第29話 不穏な者
まさかここでその領地の名を聞くとは思わなかったな。
我だけでなく、先日の事情を知っている他の者も内心では驚いているだろう。
「ゼノン様が領主になってから、特に人が流れ出ているのは隣のダスクレア領からとなります。おそらくですが、そのことをよく思わないダスクレア領の領主にカルヴァドス領の情報を手土産に取り入ろうとしているのではないでしょうか……?」
「その可能性は高いでしょう。こちらの方でも不穏な者たちがゼノン様のことを嗅ぎまわっている事実を確認しております」
ユルグからも元権力者たちが我のことを嗅ぎまわっているという報告を聞いている。なにか事を起こすまであえて泳がせていたが、行動を起こし始めたようだ。
しかもそいつらはダスクレア領へ取り入ろうとしているらしい。先日公開処刑を見に来ていたやつらと領主であるザイラスを皆殺しにしたのだが、まだここまでその情報は届いていない。もしかするとそいつらも公開処刑の場にいて、すでに亡き者となっている可能性もあるな。
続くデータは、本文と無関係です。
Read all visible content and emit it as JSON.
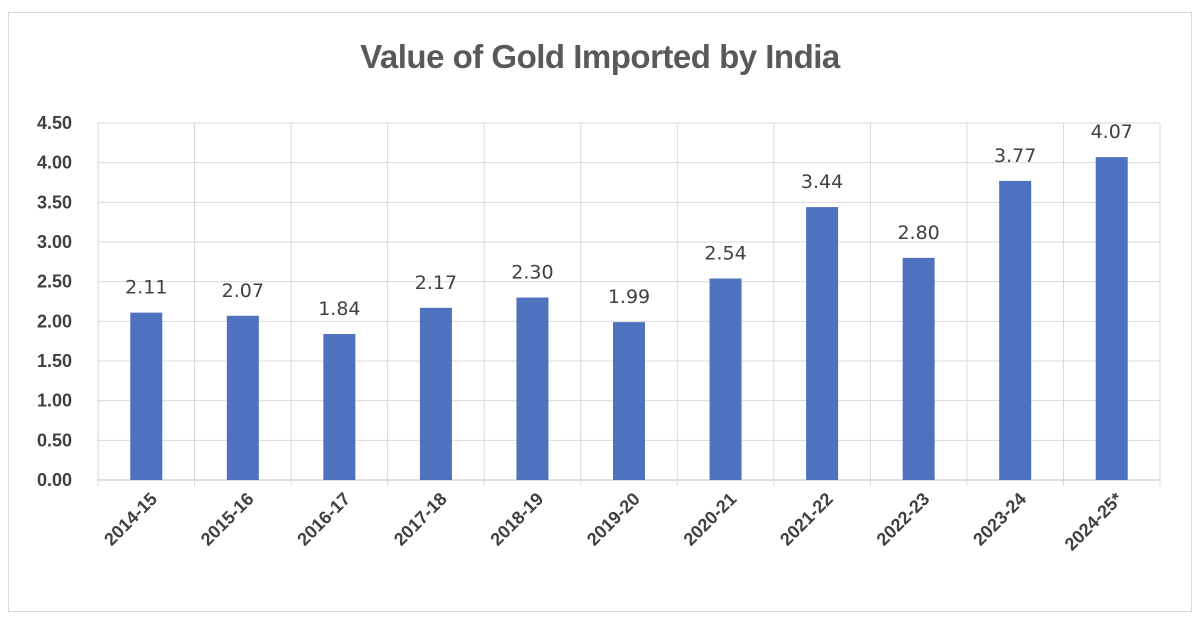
{
  "chart_data": {
    "type": "bar",
    "title": "Value of Gold Imported by India",
    "xlabel": "",
    "ylabel": "",
    "categories": [
      "2014-15",
      "2015-16",
      "2016-17",
      "2017-18",
      "2018-19",
      "2019-20",
      "2020-21",
      "2021-22",
      "2022-23",
      "2023-24",
      "2024-25*"
    ],
    "values": [
      2.11,
      2.07,
      1.84,
      2.17,
      2.3,
      1.99,
      2.54,
      3.44,
      2.8,
      3.77,
      4.07
    ],
    "data_labels": [
      "2.11",
      "2.07",
      "1.84",
      "2.17",
      "2.30",
      "1.99",
      "2.54",
      "3.44",
      "2.80",
      "3.77",
      "4.07"
    ],
    "ylim": [
      0,
      4.5
    ],
    "yticks": [
      "0.00",
      "0.50",
      "1.00",
      "1.50",
      "2.00",
      "2.50",
      "3.00",
      "3.50",
      "4.00",
      "4.50"
    ],
    "grid": true,
    "legend": "none",
    "bar_color": "#4f72be"
  }
}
「ダスクレア領については今それどころではないだろうから、放っておいていい――いや、むしろ好都合なのか……?」
「……領主様?」
ダスクレア領や手を組もうとしている元権力者どもについては我に考えがある。少なくとも今あの領地はごたついているだろうから、向こう側からこちらへなにかを仕掛けてくることはないだろう。
「いや、そちらが気にする必要はない。よくその情報を報告してくれたな、感謝するぞ」
「と、とんでもございません! 領主様のおかげでこれまで数が減っていた騎士団を希望する者が殺到しております! 騎士団の給金を上げてくれましたことと、ミラ様のおかげで功績を上げようと奮起している者が多くおります」
我が領主となる前には騎士団がまともに機能していなかったからな。騎士団長のヴェルザークは完全にダレアスの手駒として動いていたし、命の危険がある仕事にもかかわらず給金が少なかったからそれを是正しただけである。
ミラが先日初めて回復魔法でこの街の者を無償で回復したのだが、治療をした者が騎士団で領民を守って大怪我をしていた騎士だったため、騎士になった方が功績を上げやすいと考えた者が多かったのかもしれない。
「騎士の数が増えるのは結構なことだが、賄賂を受け取ったりするようなクズや使えない無能は必要ないぞ」
「はい、もちろんでございます! 志願する者の素行調査は欠かさないですし、実力は団長自ら確認しております」
「ふむ、それならばよい」
ユルグが探し出してきたこの副団長はなかなか優秀である。この情報を報告してきたことといい、我が求めていることをよく分かっているな。
騎士団に所属している割に実力の面では他の者に劣っているが、人望もあって頭も切れる。貴族である男爵家の者であるにもかかわらず、平民であるルーカスのことを騎士団長に推薦してきた者でもある。
「おい、ルーカス」
「お、おっす!」
それに引き換え、ルーカスのやつは大柄な癖にいちいち我の言動を気にし過ぎだ。まったく、上司に逆らって一番下っ端に落とされた時の気概はどこへ行ったというのだ。
「まったく、我のような子供にいちいち怯えるな。心配せずとも、我は貴様の実力を買っている」
「は、はい!」
この者の実力はすでに見せてもらい、これまでの実績も確認済みだ。平民であろうが、実力は十分ある。
「貴様がそんな様子では領内の者が安心できん、もっと堂々としていろ」
「むっ、その通りっす。大変失礼しました!」
そう言いながら立ち上がり胸を張るルーカス。身長が高く、大柄であることもあってかなりの威圧感がある。そこらへんの盗賊レベルでは束になってもこの男には敵わないだろう。
「それでいい。貴様は深く考えず、思うように動け。そのために他の者が補佐してくれる。我が領地に脅威が迫った時は貴様が先頭に立って、すべてを守れ」
「はい! この命に代えましても!」
ルーカスが我の前に片膝をつく。その姿は先ほどまでとは別人のようであった。
「……あの、領主様は本当に10歳なのでしょうか? あまりにも団長の性格を知り尽くしていると言いますか……」
「……ええ、ゼノン様は間違いなく10歳ですよ。本当に聡明なお方です」
後ろで副団長とユルグが話している言葉が聞こえた。
ルーカスのように実力はあるが、考えることが苦手な者が前世の魔族にも多くいただけだ。そういった者はやることを明確にしてやり、優秀な補佐を付けて考えることを絞ってやればいい。この様子ならば、我のいない間はこの者たちに任せておけば良さそうであるな。
我に逆らう元権力者とダスクレア領については考えがある。屋敷に戻り次第、みなと話すことにしよう。